Web Application Proxy is a new feature in Windows Server 2012 R2
It is part of the Remote Access role service in and provides reverse proxy functionality to publish web applications inside the corporate network and make them available to users outside our internal deployment. Lync 2013 requires a reverse proxy to publish resources that are deployed on the Front End including the dialin and meet pages (for more details please read my post Understanding Simple URLs In Lync )
Web Application Proxy (from now on, WAPX) can replace existing solutions for reverse proxying Lync like UAG and TMG. An important limit of WAPX is that it requires a working Active Directory Federation Services (AD FS) server inside our network.
It is a pre-requirement and the configuration of WAPX will not accomplish if the connection with AD FS is not running in the right manner. During this webcast I will show how to configure AD FS server, the WAPX server and how to set publishing rules for Lync 2013.
A short Explanation of the outline of the test lab
The test deployment is made up by a Domain Controller (Aphrodite) a Certification Authority (Artemis) and a Lync 2013 S.E. Front End (Apollo). The internal domain name is Lync2013.Dom
We will configure the AD FS server (Eleos) and the WAPX server (Hephaestus) during this webcast
Configuring AD FS server
The configuration of AD FS and WAPX requires a digital certificate (for SSL). The certificate can be the same, created on AD FS and then exported to the server WAPX, or you can create a certificate on the AD FS (containing the FQDN of the server as Common Name) and a second certificate (type wildcard or *) for the Web Application Proxy.

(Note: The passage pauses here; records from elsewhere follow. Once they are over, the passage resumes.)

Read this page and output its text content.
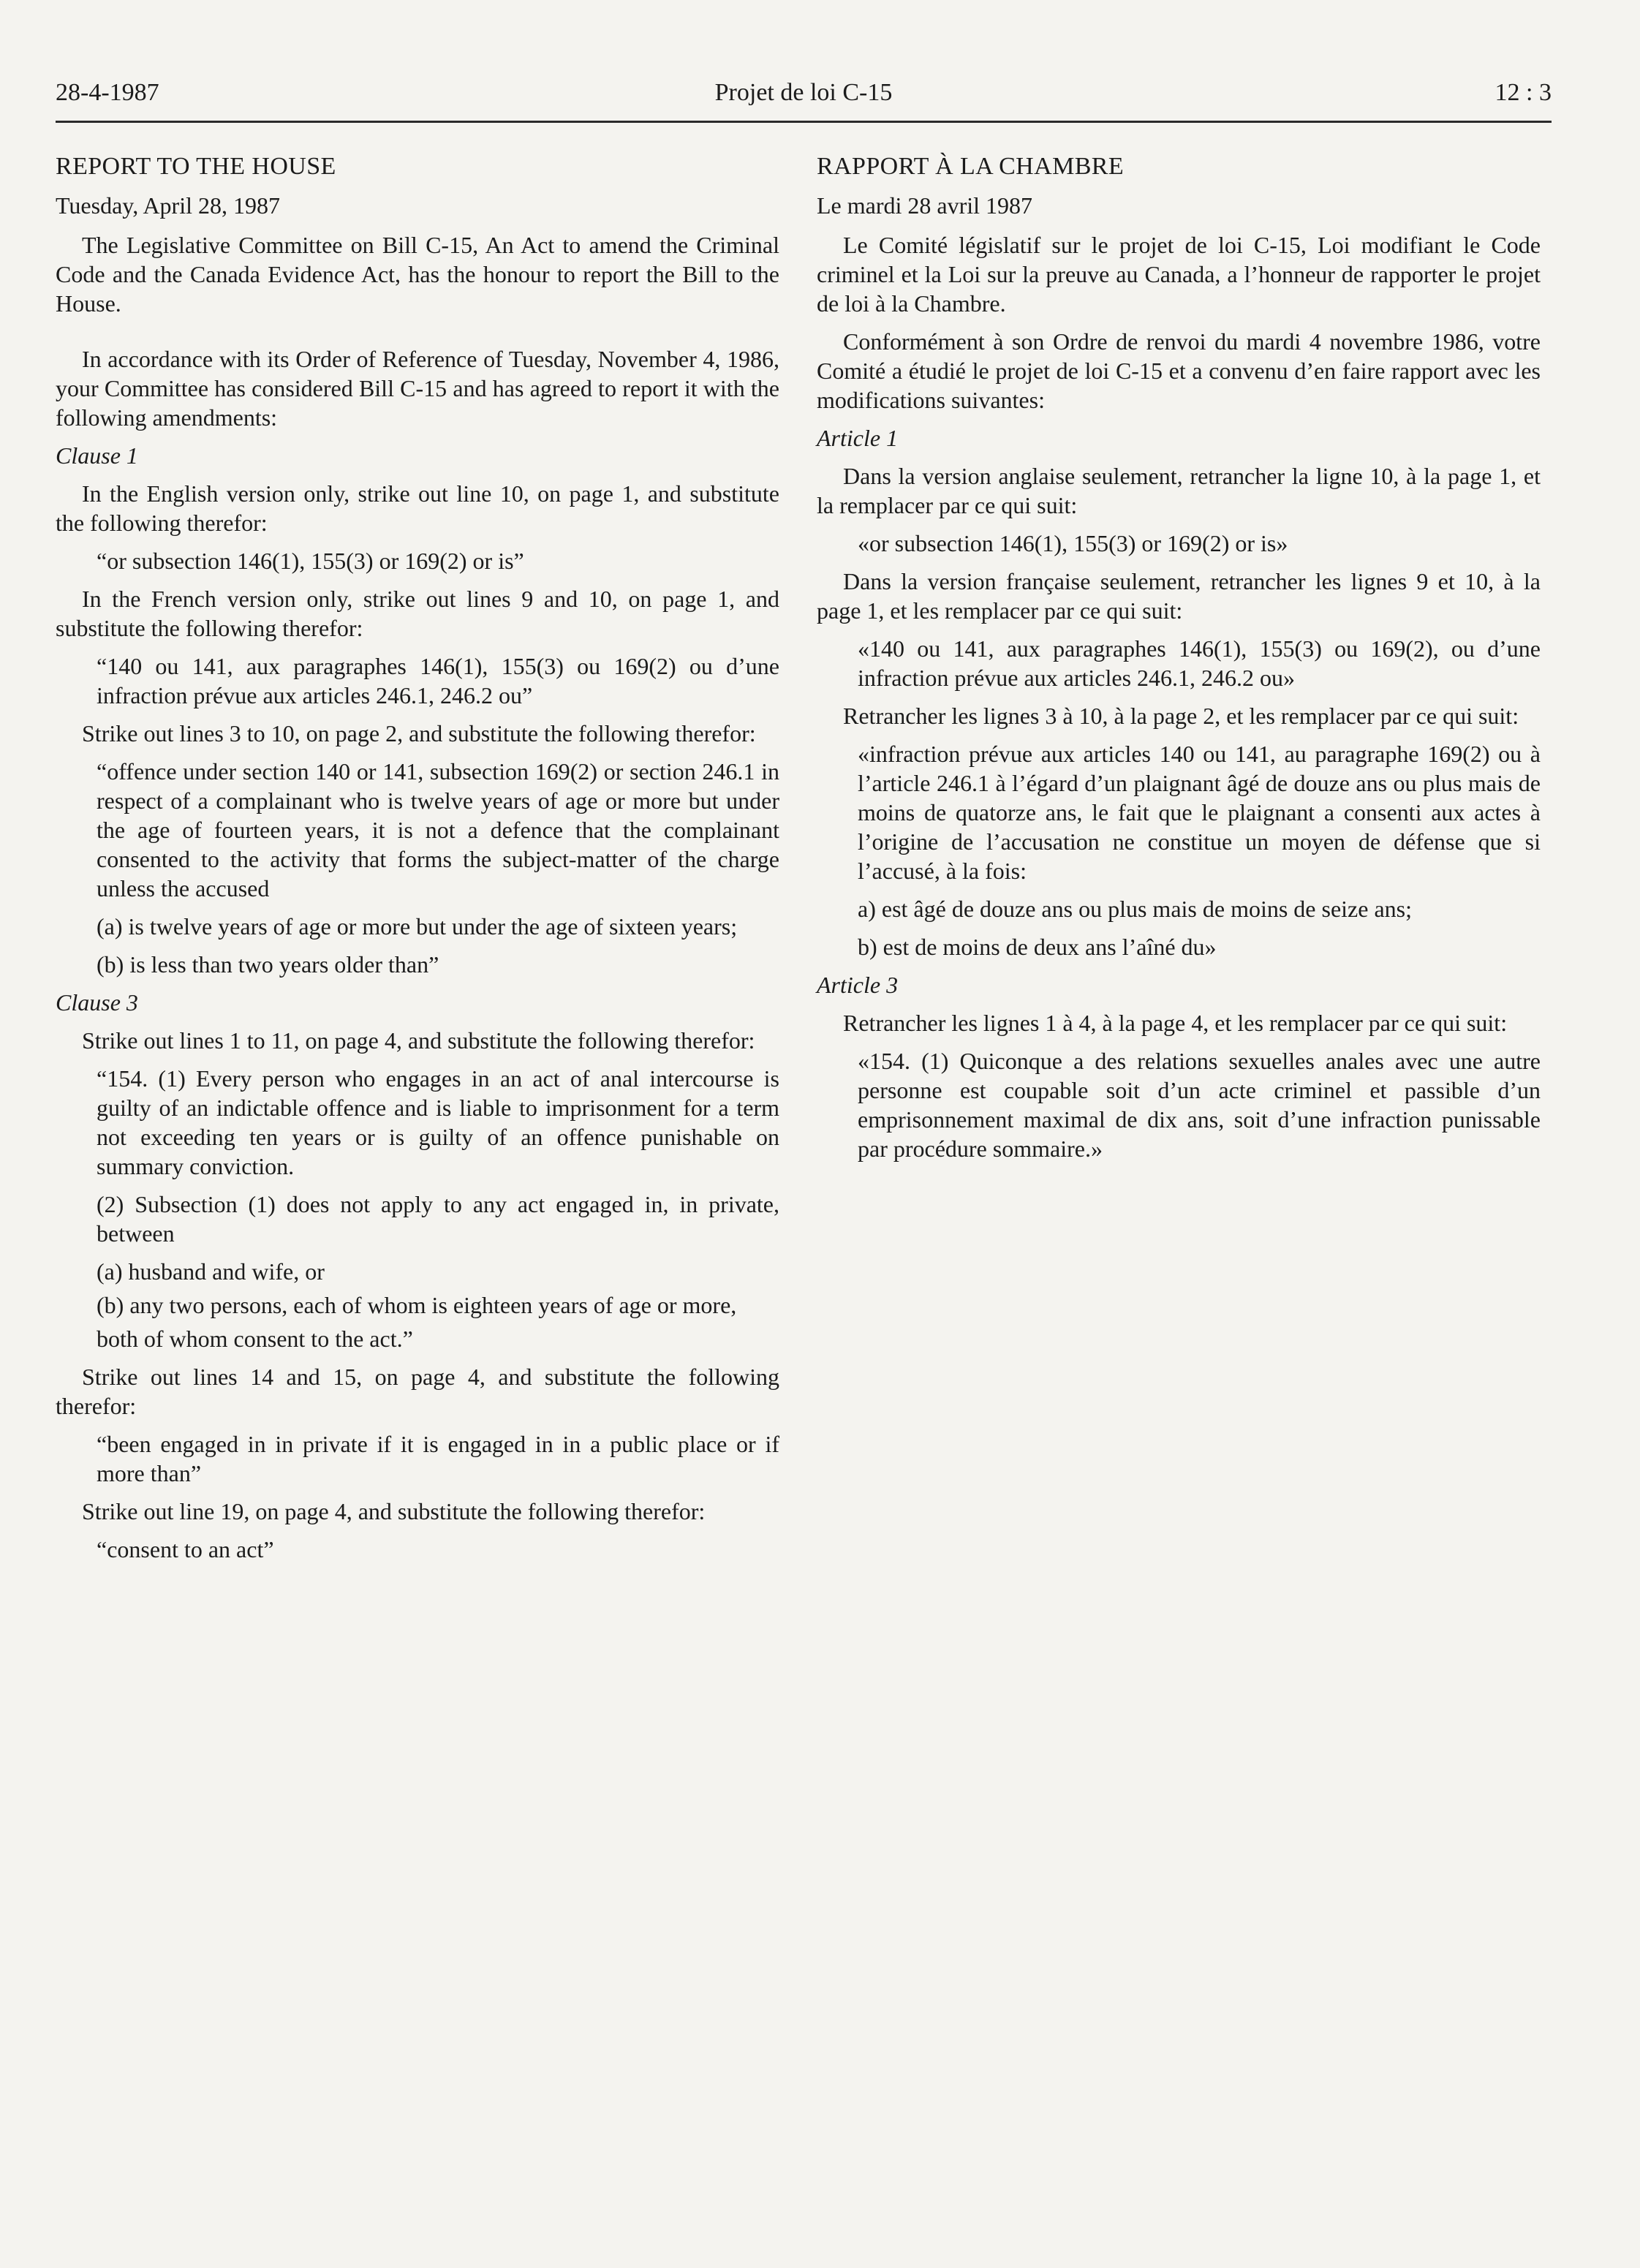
28-4-1987	Projet de loi C-15	12 : 3
REPORT TO THE HOUSE
Tuesday, April 28, 1987

The Legislative Committee on Bill C-15, An Act to amend the Criminal Code and the Canada Evidence Act, has the honour to report the Bill to the House.

In accordance with its Order of Reference of Tuesday, November 4, 1986, your Committee has considered Bill C-15 and has agreed to report it with the following amendments:

Clause 1

In the English version only, strike out line 10, on page 1, and substitute the following therefor:

“or subsection 146(1), 155(3) or 169(2) or is”

In the French version only, strike out lines 9 and 10, on page 1, and substitute the following therefor:

“140 ou 141, aux paragraphes 146(1), 155(3) ou 169(2) ou d’une infraction prévue aux articles 246.1, 246.2 ou”

Strike out lines 3 to 10, on page 2, and substitute the following therefor:

“offence under section 140 or 141, subsection 169(2) or section 246.1 in respect of a complainant who is twelve years of age or more but under the age of fourteen years, it is not a defence that the complainant consented to the activity that forms the subject-matter of the charge unless the accused
(a) is twelve years of age or more but under the age of sixteen years;
(b) is less than two years older than”
Clause 3

Strike out lines 1 to 11, on page 4, and substitute the following therefor:

“154. (1) Every person who engages in an act of anal intercourse is guilty of an indictable offence and is liable to imprisonment for a term not exceeding ten years or is guilty of an offence punishable on summary conviction.
(2) Subsection (1) does not apply to any act engaged in, in private, between
(a) husband and wife, or
(b) any two persons, each of whom is eighteen years of age or more,
both of whom consent to the act.”

Strike out lines 14 and 15, on page 4, and substitute the following therefor:

“been engaged in in private if it is engaged in in a public place or if more than”

Strike out line 19, on page 4, and substitute the following therefor:

“consent to an act”
RAPPORT À LA CHAMBRE
Le mardi 28 avril 1987

Le Comité législatif sur le projet de loi C-15, Loi modifiant le Code criminel et la Loi sur la preuve au Canada, a l’honneur de rapporter le projet de loi à la Chambre.

Conformément à son Ordre de renvoi du mardi 4 novembre 1986, votre Comité a étudié le projet de loi C-15 et a convenu d’en faire rapport avec les modifications suivantes:

Article 1

Dans la version anglaise seulement, retrancher la ligne 10, à la page 1, et la remplacer par ce qui suit:

«or subsection 146(1), 155(3) or 169(2) or is»

Dans la version française seulement, retrancher les lignes 9 et 10, à la page 1, et les remplacer par ce qui suit:

«140 ou 141, aux paragraphes 146(1), 155(3) ou 169(2), ou d’une infraction prévue aux articles 246.1, 246.2 ou»

Retrancher les lignes 3 à 10, à la page 2, et les remplacer par ce qui suit:

«infraction prévue aux articles 140 ou 141, au paragraphe 169(2) ou à l’article 246.1 à l’égard d’un plaignant âgé de douze ans ou plus mais de moins de quatorze ans, le fait que le plaignant a consenti aux actes à l’origine de l’accusation ne constitue un moyen de défense que si l’accusé, à la fois:
a) est âgé de douze ans ou plus mais de moins de seize ans;
b) est de moins de deux ans l’aîné du»
Article 3

Retrancher les lignes 1 à 4, à la page 4, et les remplacer par ce qui suit:

«154. (1) Quiconque a des relations sexuelles anales avec une autre personne est coupable soit d’un acte criminel et passible d’un emprisonnement maximal de dix ans, soit d’une infraction punissable par procédure sommaire.»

We will use the second solution (the type of certificate that I used on AD FS, “computer” does not have and exportable private key).
I have used the certificates Snap-in on the Eleos server to require a certificate of the “Computer” type and the utility from DigiCert to require the * certificate.

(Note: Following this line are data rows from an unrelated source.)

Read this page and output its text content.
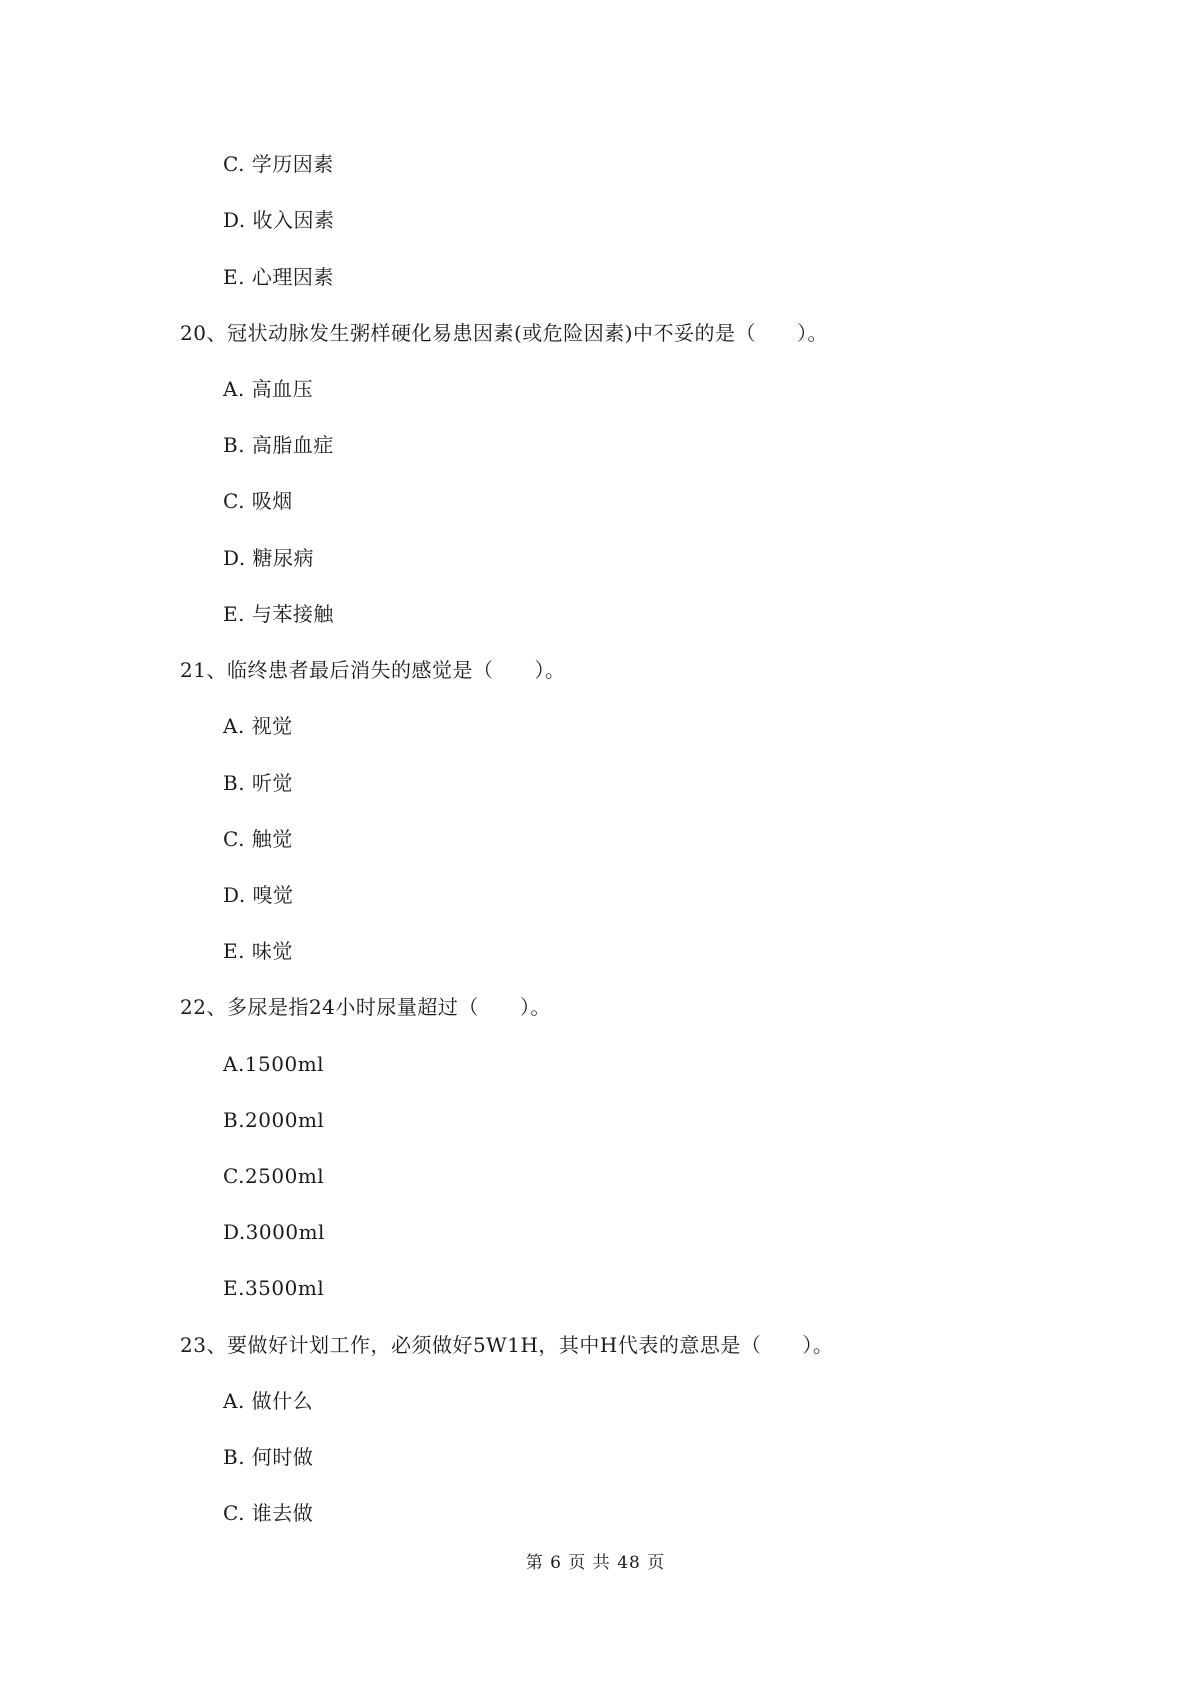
C. 学历因素
D. 收入因素
E. 心理因素
20、冠状动脉发生粥样硬化易患因素(或危险因素)中不妥的是（　　）。
A. 高血压
B. 高脂血症
C. 吸烟
D. 糖尿病
E. 与苯接触
21、临终患者最后消失的感觉是（　　）。
A. 视觉
B. 听觉
C. 触觉
D. 嗅觉
E. 味觉
22、多尿是指24小时尿量超过（　　）。
A.1500ml
B.2000ml
C.2500ml
D.3000ml
E.3500ml
23、要做好计划工作，必须做好5W1H，其中H代表的意思是（　　）。
A. 做什么
B. 何时做
C. 谁去做
第 6 页 共 48 页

We have to create a domain user (in our scenario Lync2013ServicesADFS) that will be used as a service user for AD FS and for the WAPX. This user is a local administrator in both the servers.
During the configuration we have installed the Web Server (IIS) role and then the Federation Server role on Eleos. The installation does not require special attention. At the end of this phase, we will be prompted to configure the role. The error associated with the SPN always occurs, but does not affect our configuration.
Configuring WAPX server
Installing the Web Application Proxy feature requires the Remote Access role (selecting the Web Application Proxy feature). The configuration wizard will require the name of the federation service (in our scenario, the FQDN of the AD FS server) and the service account to use (as in the previous step, we will use Lync2013ServicesADFS)
Note: The procedure is often subject to errors, whose diagnosis requires also to read the log of both servers. In case of problems, I suggest to use the PowerShell cmdlets that provide a first diagnostic screen.
Configuring Publishing Rules for Lync 2013
Once the configuration is complete, we can use the Publish option (task pane). For Lync the rules require that the public name is redirected to the Front End server on port 4443 (in a standard configuration).